Biogeochemistry of Arsenic and Its Extraction From SoilEPA Grant Number: U915037
Title: Biogeochemistry of Arsenic and Its Extraction From Soil
Investigators: Thomas, John E.
Institution: University of Florida
EPA Project Officer: Hahn, Intaek
Project Period: January 1, 1996 through December 28, 1999
Project Amount: $102,000
RFA: STAR Graduate Fellowships (1996) RFA Text | Recipients Lists
Research Category: Academic Fellowships , Ecological Indicators/Assessment/Restoration , Fellowship - Earth Sciences
The objective of this research project is to explore potential effective means of remediating arsenic-contaminated soil through extraction, mobilization, or volatilization of arsenic.
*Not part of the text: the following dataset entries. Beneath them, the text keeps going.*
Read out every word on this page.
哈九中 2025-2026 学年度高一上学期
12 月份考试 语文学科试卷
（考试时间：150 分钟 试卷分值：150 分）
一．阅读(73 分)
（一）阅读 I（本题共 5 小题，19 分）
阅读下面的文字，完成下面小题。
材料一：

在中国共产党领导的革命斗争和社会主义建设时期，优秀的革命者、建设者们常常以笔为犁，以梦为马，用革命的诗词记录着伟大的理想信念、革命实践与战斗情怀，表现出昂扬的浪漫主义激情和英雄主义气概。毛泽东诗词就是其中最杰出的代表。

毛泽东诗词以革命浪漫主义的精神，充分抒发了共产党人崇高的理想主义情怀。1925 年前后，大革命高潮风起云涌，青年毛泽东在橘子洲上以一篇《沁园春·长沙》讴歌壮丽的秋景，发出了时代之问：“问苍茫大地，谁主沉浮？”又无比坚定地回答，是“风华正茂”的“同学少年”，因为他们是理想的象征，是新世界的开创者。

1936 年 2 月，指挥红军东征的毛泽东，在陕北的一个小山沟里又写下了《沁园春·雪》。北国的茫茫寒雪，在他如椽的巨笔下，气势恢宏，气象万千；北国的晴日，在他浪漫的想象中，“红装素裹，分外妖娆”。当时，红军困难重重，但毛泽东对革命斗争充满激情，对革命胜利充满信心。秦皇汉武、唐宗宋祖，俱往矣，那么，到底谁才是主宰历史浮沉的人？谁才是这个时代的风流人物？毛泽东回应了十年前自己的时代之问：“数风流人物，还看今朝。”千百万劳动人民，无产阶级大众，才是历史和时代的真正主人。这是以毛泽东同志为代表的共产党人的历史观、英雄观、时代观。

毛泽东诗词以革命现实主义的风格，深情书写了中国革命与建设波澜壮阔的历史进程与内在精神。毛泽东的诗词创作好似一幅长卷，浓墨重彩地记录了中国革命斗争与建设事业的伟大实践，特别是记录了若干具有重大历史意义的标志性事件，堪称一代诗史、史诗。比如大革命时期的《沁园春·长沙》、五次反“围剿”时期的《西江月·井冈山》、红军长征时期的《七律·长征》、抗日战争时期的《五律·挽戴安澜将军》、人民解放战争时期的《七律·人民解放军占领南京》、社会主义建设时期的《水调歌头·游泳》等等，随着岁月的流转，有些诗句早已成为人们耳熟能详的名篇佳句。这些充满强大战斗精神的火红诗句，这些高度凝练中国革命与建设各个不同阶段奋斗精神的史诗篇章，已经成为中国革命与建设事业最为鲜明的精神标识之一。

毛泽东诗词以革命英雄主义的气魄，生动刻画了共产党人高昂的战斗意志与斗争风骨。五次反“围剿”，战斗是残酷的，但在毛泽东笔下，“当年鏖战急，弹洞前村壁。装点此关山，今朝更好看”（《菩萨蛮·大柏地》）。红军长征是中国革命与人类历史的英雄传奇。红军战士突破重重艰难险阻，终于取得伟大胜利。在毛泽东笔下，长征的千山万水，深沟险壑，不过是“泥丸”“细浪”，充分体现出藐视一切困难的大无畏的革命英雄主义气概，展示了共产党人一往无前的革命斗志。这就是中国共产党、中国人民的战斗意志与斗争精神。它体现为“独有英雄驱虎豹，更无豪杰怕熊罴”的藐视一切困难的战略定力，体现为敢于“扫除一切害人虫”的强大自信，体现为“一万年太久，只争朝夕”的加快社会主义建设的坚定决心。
The first area of investigation involves chemical complexation and extraction of the arsenical oxyanions (oxygenated negative ions) by an aqueous solution of sodium dodecylsulfate mixed with a highly positive-charged macrocycle (compound containing a ring consisting of 15 atoms) synthesized from vitamin B1. The ability to extract arsenic coupled with the expected biodegradability of the organic extractants makes this system a strong candidate for classical pump-and-treat remediation or other soil flushing/washing procedures. The second thrust of this study involves the biological volatilization of arsenic. Field studies are conducted to assess volatilization rates off the soil surface using soil gas flux collection boxes. The subsurface flux also is determined using depth probes to collect arsenical gases onto activated charcoal. Laboratory studies are conducted to find arsenic volatilization rates under various oxic (oxygenated) conditions for soil and for mineral culture media inoculated with microorganisms isolated from these contaminated soils. This project consists of six distinct phases: (1) site identification; (2) quantification of the amount and location of arsenic in the soil; (3) evaluation of the chemical extraction procedure of arsenic from the different soil types; (4) testing of the soil for biological volatilization of arsenic; (5) isolation and testing of microorganisms responsible for arsenic volatilization; and (6) determination of the rates of arsenic transformation to volatile compounds by these microorganisms under various oxic conditions.